Cut - Three... Extremes

Noir c’est noir, il n’y a plus d’espoir...

Soyons francs, ce n’est pas avec Cut, second segment tiré de la nouvelle anthologie Three... Extremes, que Park Chan-Wook va dissiper la controverse qui court à son sujet depuis Sympathy for Mr. Vengeance et surtout Old Boy. En effet, à l’instar de son diptyque sur la vengeance (en attendant le troisième volet intitulé Sympathy for Lady Vengeance prévu pour septembre), Cut se révèle une œuvre douloureuse, à la violence absurde mais surtout d’une noirceur extrême, qui indéniablement ne plaira pas à tous.

Réalisateur à succés de films d’horreur, Ryu est agressé par un inconnu au retour d’un tournage. A son réveil, il se retrouve séquestré sur son propre plateau en compagnie de sa femme - étrangement ligotée à son piano tel un insecte pris dans une toile d’araignée - et d’une fillette inconnue. Son ravisseur, un figurant ayant participé à tous les films de Ryu, se révèle un être tourmenté convaincu que derrière ses aspects d’homme honnête à qui tout a réussi, Ryu n’est pas celui qu’il prétend être. Afin de l’obliger à montrer son véritable visage, le ravisseur soumet le réalisateur à un choix cruel : soit ce dernier accepte de tuer la fillette, soit sa femme se fait trancher les doigts à coups de hache.

A la différence des segments de Fruit Chan et Takashi Miike, Cut n’est pas à proprement parler un film fantastique, mais repose au contraire sur un huis-clos réaliste et terrifiant, qui graduellement finit par dégénérer dans l’horreur absolue. Une histoire de créature s’en prenant à son créateur somme toute classique, qui permet à Park Chan-Wook de brasser des thèmes qui lui sont chers : la manipulation, le « dilemme » moral [1], mais qui surtout prolonge sa réflexion sur l’émergence de la part sombre de l’homme, ainsi que la perte d’humanité et de sens moral qui en découle, le conduisant invariablement aux pires extrémités.

Ainsi à l’image de Sympathy for Mr. Vengeance et Old Boy, on retrouve dans Cut des personnages, qu’ils soient bourreau ou victimes, pris dans un engrenage fatal qui peu à peu les déshumanise et les transforme inéluctablement. Que ce soit Ryu, réalisateur de films d’horreurs qui se retrouve projeté dans un de ses cauchemar pelliculé (il est enchaîné dans son propre plateau de tournage), soumis à une torture psychologique cruelle, obligé de « jouer » les méchants (on ne sait jamais vraiment si Ryu dit la vérité ou ment pour tenter de sauver sa femme) devant son ravisseur, ou bien sa femme torturée avant tout physiquement ; tous deux pour sauver leur vie, vont alors oublier toute valeur moral et commettre l’innommable. Un choix qui, pour Park Chan-Wook, ne va pas sans conséquences dramatiques. Car au final, le constat est forcement des plus pessimiste : en abandonnant toute humanité, les personnages finissent par se perdre eux-même et sont alors inéluctablement condamnés à se détruire ou à être détruits à leur tour.

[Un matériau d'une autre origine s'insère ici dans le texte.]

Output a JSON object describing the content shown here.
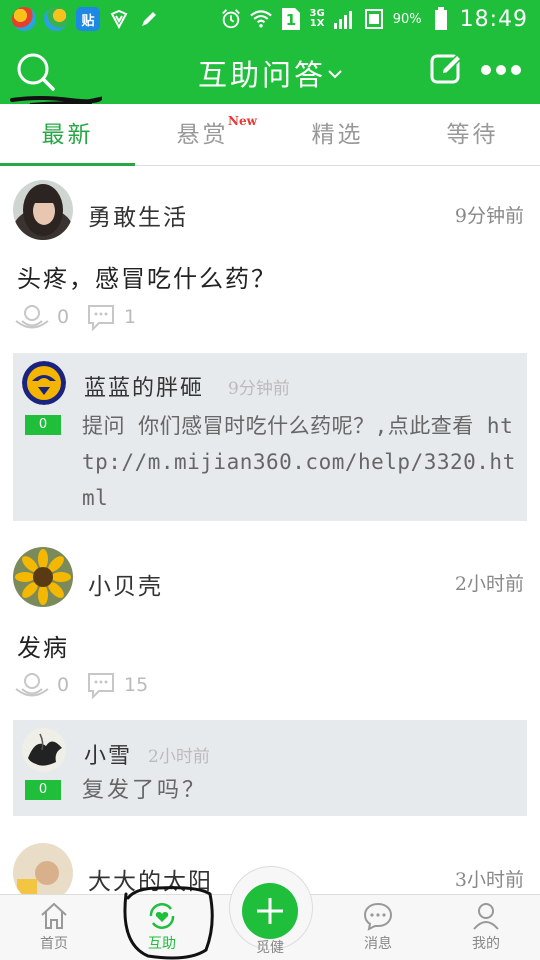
{
  "status_bar": {
    "app_badge": "贴",
    "sim": "1",
    "network_top": "3G",
    "network_bottom": "1X",
    "battery_pct": "90%",
    "time": "18:49"
  },
  "header": {
    "title": "互助问答"
  },
  "tabs": [
    {
      "label": "最新",
      "active": true
    },
    {
      "label": "悬赏",
      "badge": "New"
    },
    {
      "label": "精选"
    },
    {
      "label": "等待"
    }
  ],
  "feed": [
    {
      "author": "勇敢生活",
      "time": "9分钟前",
      "question": "头疼，感冒吃什么药？",
      "likes": "0",
      "comments": "1",
      "answer": {
        "author": "蓝蓝的胖砸",
        "time": "9分钟前",
        "votes": "0",
        "text": "提问 你们感冒时吃什么药呢？,点此查看 http://m.mijian360.com/help/3320.html"
      }
    },
    {
      "author": "小贝壳",
      "time": "2小时前",
      "question": "发病",
      "likes": "0",
      "comments": "15",
      "answer": {
        "author": "小雪",
        "time": "2小时前",
        "votes": "0",
        "text": "复发了吗？"
      }
    },
    {
      "author": "大大的太阳",
      "time": "3小时前"
    }
  ],
  "bottom_nav": {
    "home": "首页",
    "mutual": "互助",
    "plus": "觅健",
    "messages": "消息",
    "mine": "我的"
  },
  "colors": {
    "brand_green": "#1fbf3c",
    "tab_active": "#29a745",
    "badge_red": "#e53935"
  }
}
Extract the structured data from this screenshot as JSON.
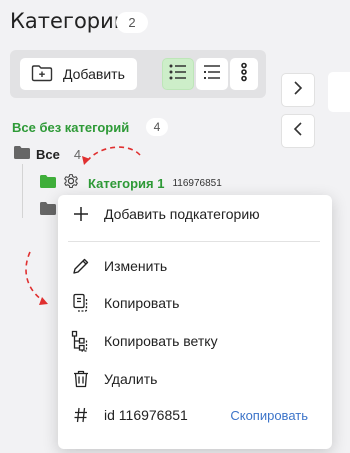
{
  "header": {
    "title": "Категории",
    "count": "2"
  },
  "toolbar": {
    "add_label": "Добавить",
    "active_view": "list"
  },
  "tree": {
    "no_category_label": "Все без категорий",
    "no_category_count": "4",
    "all_label": "Все",
    "all_count": "4",
    "category_name": "Категория 1",
    "category_id": "116976851"
  },
  "context_menu": {
    "add_subcategory": "Добавить подкатегорию",
    "edit": "Изменить",
    "copy": "Копировать",
    "copy_branch": "Копировать ветку",
    "delete": "Удалить",
    "id_label": "id 116976851",
    "copy_id_link": "Скопировать"
  },
  "colors": {
    "accent_green": "#2e9a37",
    "link_blue": "#3c74c9",
    "annotation_red": "#e03030",
    "active_view_bg": "#cdeec9"
  },
  "icons": [
    "folder-add-icon",
    "list-view-icon",
    "tree-view-icon",
    "more-vertical-icon",
    "chevron-right-icon",
    "chevron-left-icon",
    "folder-icon",
    "gear-icon",
    "plus-icon",
    "pencil-icon",
    "copy-icon",
    "copy-branch-icon",
    "trash-icon",
    "hash-icon"
  ]
}
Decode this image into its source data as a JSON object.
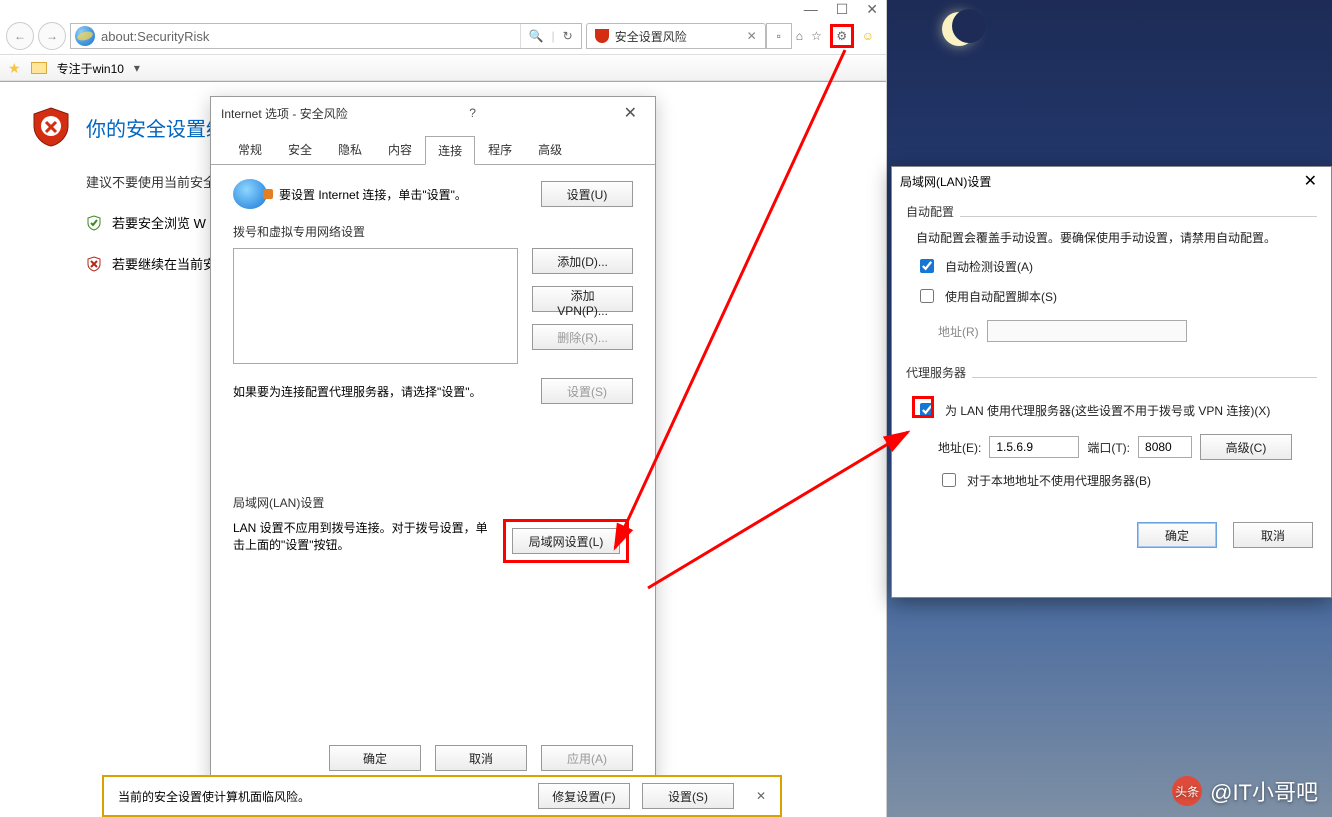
{
  "ie": {
    "address": "about:SecurityRisk",
    "tabLabel": "安全设置风险",
    "favFolder": "专注于win10",
    "pageTitle": "你的安全设置级别",
    "pageSub": "建议不要使用当前安全",
    "bullet1": "若要安全浏览 W",
    "bullet2": "若要继续在当前安全"
  },
  "inetDlg": {
    "title": "Internet 选项 - 安全风险",
    "tabs": {
      "general": "常规",
      "security": "安全",
      "privacy": "隐私",
      "content": "内容",
      "connections": "连接",
      "programs": "程序",
      "advanced": "高级"
    },
    "setupText": "要设置 Internet 连接，单击\"设置\"。",
    "setupBtn": "设置(U)",
    "dialSection": "拨号和虚拟专用网络设置",
    "addBtn": "添加(D)...",
    "addVpnBtn": "添加 VPN(P)...",
    "removeBtn": "删除(R)...",
    "proxyHint": "如果要为连接配置代理服务器，请选择\"设置\"。",
    "settingsBtn": "设置(S)",
    "lanSection": "局域网(LAN)设置",
    "lanHint": "LAN 设置不应用到拨号连接。对于拨号设置，单击上面的\"设置\"按钮。",
    "lanBtn": "局域网设置(L)",
    "ok": "确定",
    "cancel": "取消",
    "apply": "应用(A)"
  },
  "warn": {
    "text": "当前的安全设置使计算机面临风险。",
    "fixBtn": "修复设置(F)",
    "settingsBtn": "设置(S)"
  },
  "lanDlg": {
    "title": "局域网(LAN)设置",
    "autoSection": "自动配置",
    "autoText": "自动配置会覆盖手动设置。要确保使用手动设置，请禁用自动配置。",
    "autoDetect": "自动检测设置(A)",
    "autoScript": "使用自动配置脚本(S)",
    "addrLabel": "地址(R)",
    "proxySection": "代理服务器",
    "proxyCheck": "为 LAN 使用代理服务器(这些设置不用于拨号或 VPN 连接)(X)",
    "addrELabel": "地址(E):",
    "addrValue": "1.5.6.9",
    "portLabel": "端口(T):",
    "portValue": "8080",
    "advBtn": "高级(C)",
    "bypassLocal": "对于本地地址不使用代理服务器(B)",
    "ok": "确定",
    "cancel": "取消"
  },
  "watermark": {
    "brand": "头条",
    "author": "@IT小哥吧"
  }
}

En résumé, Cut est un moyen métrage cruel et violent, excessif et sans concession qui, indéniablement, que vous l’aimiez ou pas, ne vous laissera pas indifférent.

Présenté au 7ème festival du film asiatique de Deauville, le film sortira le 4 Mai prochain dans les salles. Disponible en DVD HK sous titré anglais chez Megastar.

[1« Cut parle d’un dilemme(...) j’ai voulu montrer comment un choix peut devenir l’un des moments les plus terrifiants et horribles de notre vie. » Source : dossier de presse du film.